The Dallas Court of Appeals has declined to mandamus a trial court who realigned the parties to a gas gathering contract dispute three weeks before trial.

In re Energy Transfer LP (formerly known as Energy Transfer Operating, L.P.) and ETC Texas Pipeline, Ltd. (No. 05-23-00875-CV; denied October 10, 2023) stemmed from a breach of contract action filed by ETP and ETC against Culberson Midstream Equity, LLC, Moontower Resources Gathering, LLC, Culberson Midstream, LLC, Moontower Resources Operating, LLC, and Moontower Resources WI, LLC. The case involves two contracts. First, ETP entered into an option agreement with Culberson Midstream Equity, Moontower Resources Gathering, and Culberson Midstream, LLC. Second, ETC entered into a gas gathering contract with Culberson Midstream. According to ETP’s petition, under the gathering contract, Culberson “owed ETC all the ‘Committed Gas’ produced in a specified area, which ETC gathered and processed for sale.” Shortly thereafter, the parties to the option contract, Culberson and Moontower, exercised a “put” option under the contract. A week later, ETC sent a notice of default under the gathering contract to Culberson Midstream for failing to send all the committed gas. This alleged breach triggered termination rights under the option agreement, which ETP exercised by giving written notice to Culberson and Moontower.

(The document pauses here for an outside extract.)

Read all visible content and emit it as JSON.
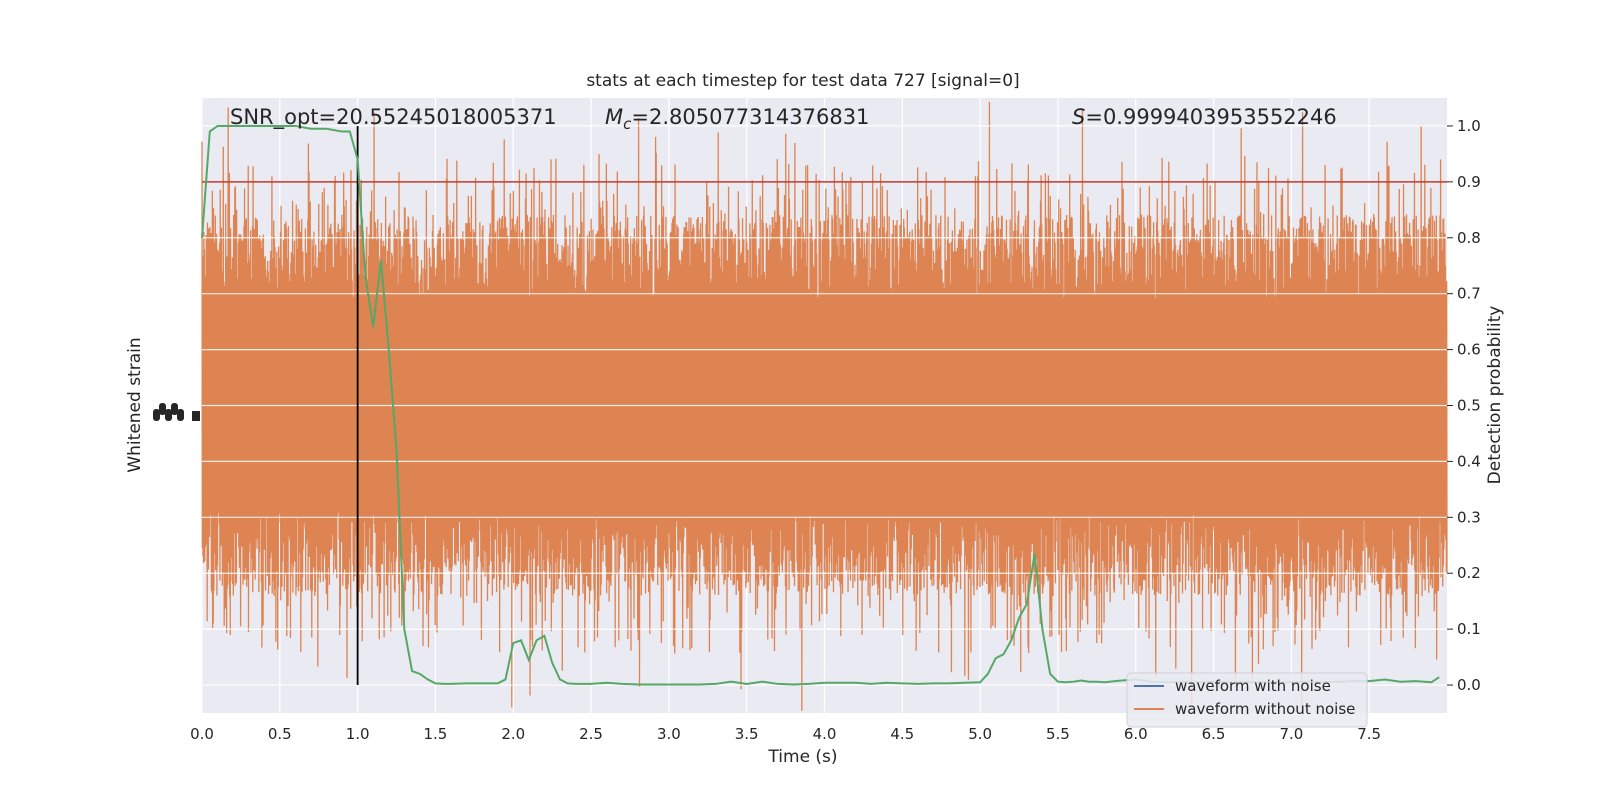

Simultaneously with the notice of termination, ETP and ETC filed suit in Dallas County district court against Culberson Midstream on the gathering contract and against Culberson Midstream Equity and Moontower on the option contract. On the same day, Culberson and Moontower, the parties to the option agreement sued ETP in another Dallas County district court, which they later nonsuited. Culberson Midstream counterclaimed against ETC, as did Culberson and Moontower against ETP. ETP and ETC then added two new defendants to the case (Moontower Operating and Moontower WI). They also added a fraudulent inducement claim against all five defendants and an alter ego claim against the parties to the option contract. (If you’re not confused by now, you’re about to be.)

Three weeks before trial, the option contract defendants moved to realign the parties. Just three days before trial, the trial court entered an order realigning the parties. Under TRCP 266, the plaintiff has the right to open and conclude both in adducing evidence and in argument, “unless the burden or proof in the whole case under the pleadings rests upon the defendant.” Rule 269 provides further that “[t]he party having the burden of proof on the whole case, or on all matters which are submitted by the charge, shall be entitled to open and conclude the argument.” ETP and ETC argued that the trial court had no discretion to realign the parties because defendants did not bear the burden of proof on the whole case (citations omitted). The option contract defendants, however, argued that they bore the burden of proof on the “central claim” of the case, whether ETP breached the option contract and owed them $100 million as a consequence. The trial court went for the argument and flipped the parties: defendants became plaintiffs and ETP and ETC became defendants in their own lawsuit. What’s more, after the trial court’s order the case has two plaintiffs with a single claim against ETP, another defendant (ETC) with a single claim against one defendant, and two defendants (ETP and ETC) with a fraud claim against two plaintiffs and three co-defendants. ETP and ETC argued that it had no remedy to this mess on appeal and that mandamus was necessary to sort it out. Unfortunately, the court of appeals did not see it that way.

We don’t know whether ETP and ETC will take their mandamus petition to SCOTX, but it sure looks to us that realigning the parties puts them at a distinct disadvantage and is almost certainly an improper application of the rules. If there really is $100 million at stake, this need to get sorted out before the parties go to trial and waste and bunch of time and money with a heightened risk that the trial court’s erroneous ruling will lay the groundwork for more prejudicial and harmful rulings down the line.